My legs are getting stiff, I've got cramp in my foot, but I hear the shutters so I lie still. It's interesting listening to the construction of images, images of disaster and despair, but still media images, going on all around me.
Can you get out of shot! PLEASE! All I want is one clean shot of body bags without a camera man in my way! Is that too much to ask!
I was miles away, I heard about this on the radio. Came straight away.
I was in London. Is Reuters sending you work now? Or you doing this freelance?
I've got a really good bag here! The trick is to take them from uphill!
At last we were told we could get up, and thanked profusely, but then the BBC arrived (in the nick of time), so some of us and the staffers lay down again. The BBC wants to see faces (Ha! My point proved!): we peel back our shrouds. I'm told to take off my sunglasses. Don't look alive says a camera person. I close my eyes & have a horrible thought. Does someone close their eyes? Did someone close their eyes, on Lampedusa beach, on Rhodes and in Catania yesterday?
I avoid the news (sick of the election) but I saw Rhodes: the miserable bits of plywood scattered on the rocks, to which the refugees* from Libya and Syria had trusted their lives. I wanted to shout DON'T do it! How can you give your money to these callous, utter b*st*rds! You'll drown, you'll be holding up your baby, she'll die too, the cold water itself will kill her.
I hear a friend of mine in the row behind "giving an interview". He's very cogent, very down to earth. I admire him. What would I say, if I was asked? I know what I'd say, I've been thinking about this for a long time. We have to let them in. We just have to. There comes a point, in a time of global war, when you just stop saying its someone else's fault, and you do what you can. That's all.
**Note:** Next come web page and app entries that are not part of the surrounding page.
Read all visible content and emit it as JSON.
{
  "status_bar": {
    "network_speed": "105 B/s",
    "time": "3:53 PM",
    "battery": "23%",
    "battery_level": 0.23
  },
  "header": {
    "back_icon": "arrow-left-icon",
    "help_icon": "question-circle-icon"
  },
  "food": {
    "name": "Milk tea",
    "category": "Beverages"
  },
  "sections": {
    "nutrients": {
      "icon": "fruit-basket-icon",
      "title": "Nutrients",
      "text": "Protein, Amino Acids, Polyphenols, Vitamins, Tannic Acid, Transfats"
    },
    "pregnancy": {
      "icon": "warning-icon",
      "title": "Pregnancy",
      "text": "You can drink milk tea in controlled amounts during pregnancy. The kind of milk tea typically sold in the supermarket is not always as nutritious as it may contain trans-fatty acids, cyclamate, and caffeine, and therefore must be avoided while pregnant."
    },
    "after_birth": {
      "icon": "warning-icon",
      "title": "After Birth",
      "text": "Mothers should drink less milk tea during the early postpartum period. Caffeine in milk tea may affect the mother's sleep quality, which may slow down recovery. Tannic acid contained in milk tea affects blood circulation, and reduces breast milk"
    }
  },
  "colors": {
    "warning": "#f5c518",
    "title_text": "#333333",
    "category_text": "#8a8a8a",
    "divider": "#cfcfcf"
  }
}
Now it's really over. We can get up. The two homeless men next to another friend of mine took their bags away with them. Good idea! The staffers are clearing up, the volunteer corpses can go home. As Peter and I walked up the beach we passed two coastguards, who had arrived (we assumed) to make sure Amnesty International wasn't littering the beach with popped balloons, or chucking body bags into the sea. But maybe not. They were staring grimly at the still-intact media image. The real thing would be their business, I realise. Ouch.
What time is it? It's 11.00am. Amazingly, this is exactly on schedule. The sky is cloudless blue, the calm sea perfect ultramarine, the sun is high. We walk back into the real Brighton beach of plastic spades and sandcastle buckets. I'm thinking, back in 1999, writing my future fantasy Bold As Love, I had my rock star revolutionaries face an influx of 400,000 refugees, crossing the North Sea, in a single summer. I'm stunned, beginning to glimpse the reality of that situation; to think of what I did to them.
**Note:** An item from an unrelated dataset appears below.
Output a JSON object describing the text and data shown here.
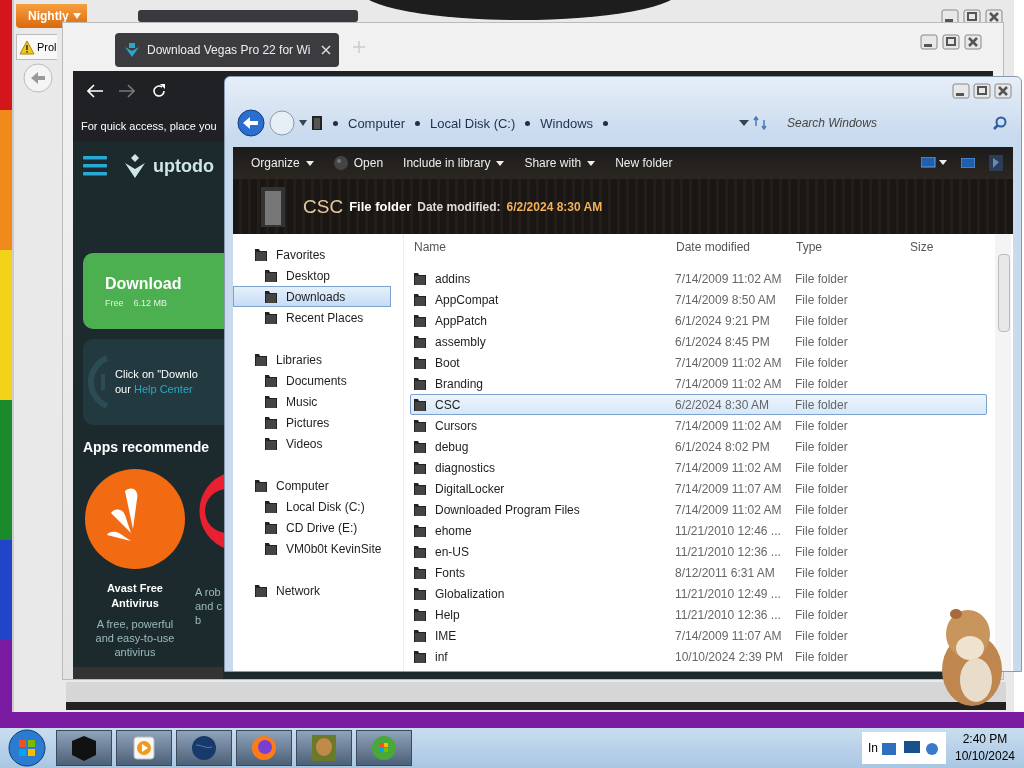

"We were lucky with the weather," says Peter.
"I wonder if we'll get onto an Argus placard," I say, hopefully. I love Argus placards. They're straight out of Grahame Greene. Maybe we even will. Drown in on Brighton Beach.
We discuss long term solutions, on our way home. Stabilise the region, well, obviously. Convince the able-bodied refugees, with the money, to stay at home with those who can't get out? Marshall Plan it? Hm, maybe. But who's going to try anything positive, when selling arms is so much more profitable? Good ideas, bad ideas. Try to fix the situation, that we had a hand (to say the least) in creating. Definitely, if you can think of a way. Meanwhile, we have to let them in.
*you can call them migrants if you like. And then you can wash your mouth.